Alternatively, SDG&E suggests that to minimize the risk of stranded investment, "trunk lines" could be permitted in advance of contractual commitments to facilitate their development in the future. Then, once permits are in hand, the utility could hold an open season to solicit contracts for the development of new renewable projects. Actual construction of the trunk line would only commence once contracts are in place ensuring that a sufficient quantity of generation will be built. Under SDG&E's proposal, the subject transmission facilities would only be built upon a determination that there were sufficient commitments to add generation in the remote area, so there should be no "under-utilization" of transmission capacity and the Commission's backstop ratemaking authority should permit transmission providers to recovery the full amount of costs that the FERC does not allow to be recovered through FERC-jurisdictional rates.

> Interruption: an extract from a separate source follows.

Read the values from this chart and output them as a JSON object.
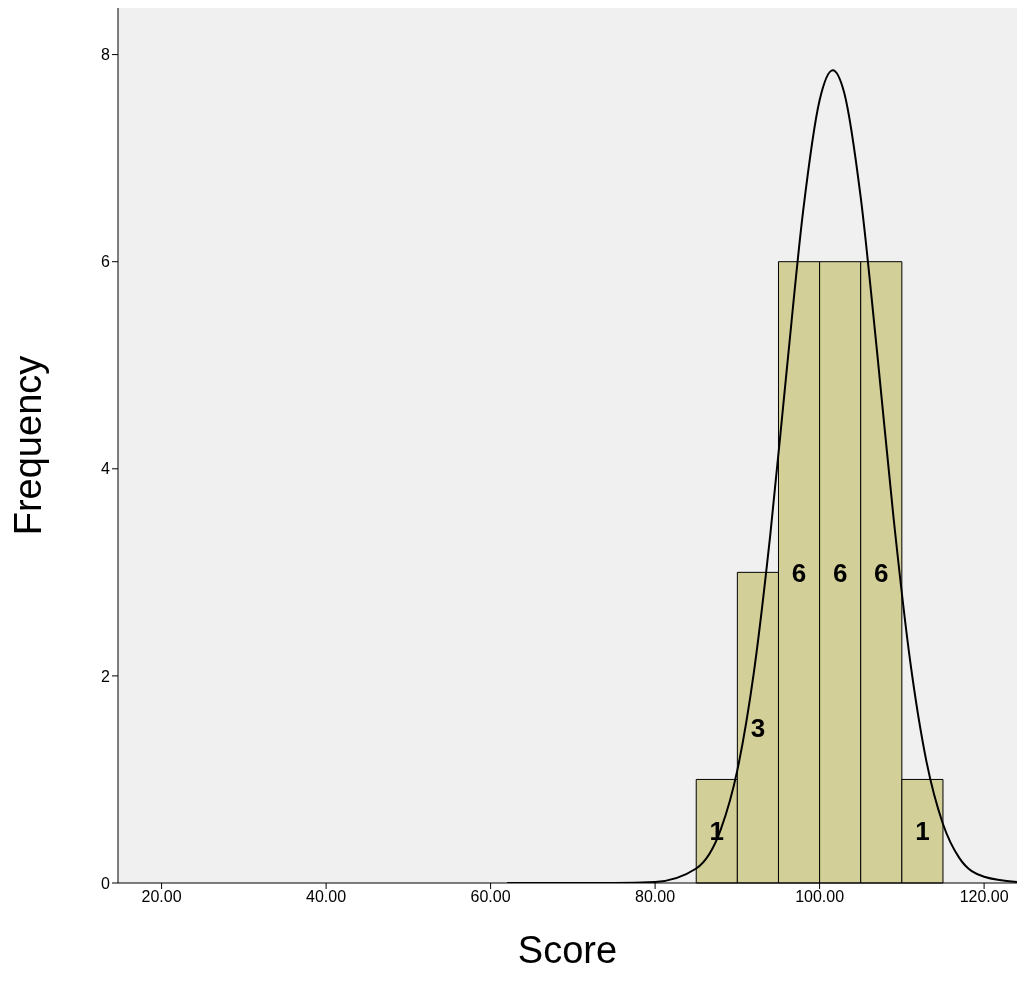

We agree with the parties' recommendation to consider any necessary triggers in the applicable certificate proceedings.

14 D.04-06-010, Finding of Fact 5 at p. 43.

15 In either case, the costs of network upgrades are ultimately rolled into transmission rates. If generators finance the construction of network upgrades they are made whole for these investments over a five year period.

16 Southern California Edison Company's Petition for Declaratory Order, pp. 4-7, March 23, 2005.

17 FERC Order on Petition for Declaratory Order, Commission Determination, order F. (112 FERC 61,014) This represents a departure from the conventional rules applied to abandoned plant which limit the utilities ability to recover prudently incurred costs for abandoned or cancelled facilities to fifty percent.

18 Application (A) 04-12-008.

19 The CEC sites thermal generation projects of 50 megawatts or above. Smaller and non-thermal projects are typically sited under local permitting authority.

20 A.04-12-008, Amended Application of Southern California Edison Company for a CPCN to Construct the Antelope-Vincent and Antelope-Tehachapi Transmission Projects, at 15.

21 See GO 131-D Sections IX.A.1.e. and IX.B.1.c. In addition, CEQA requires the Commission to consider project alternatives in the CPCN or PTC application process.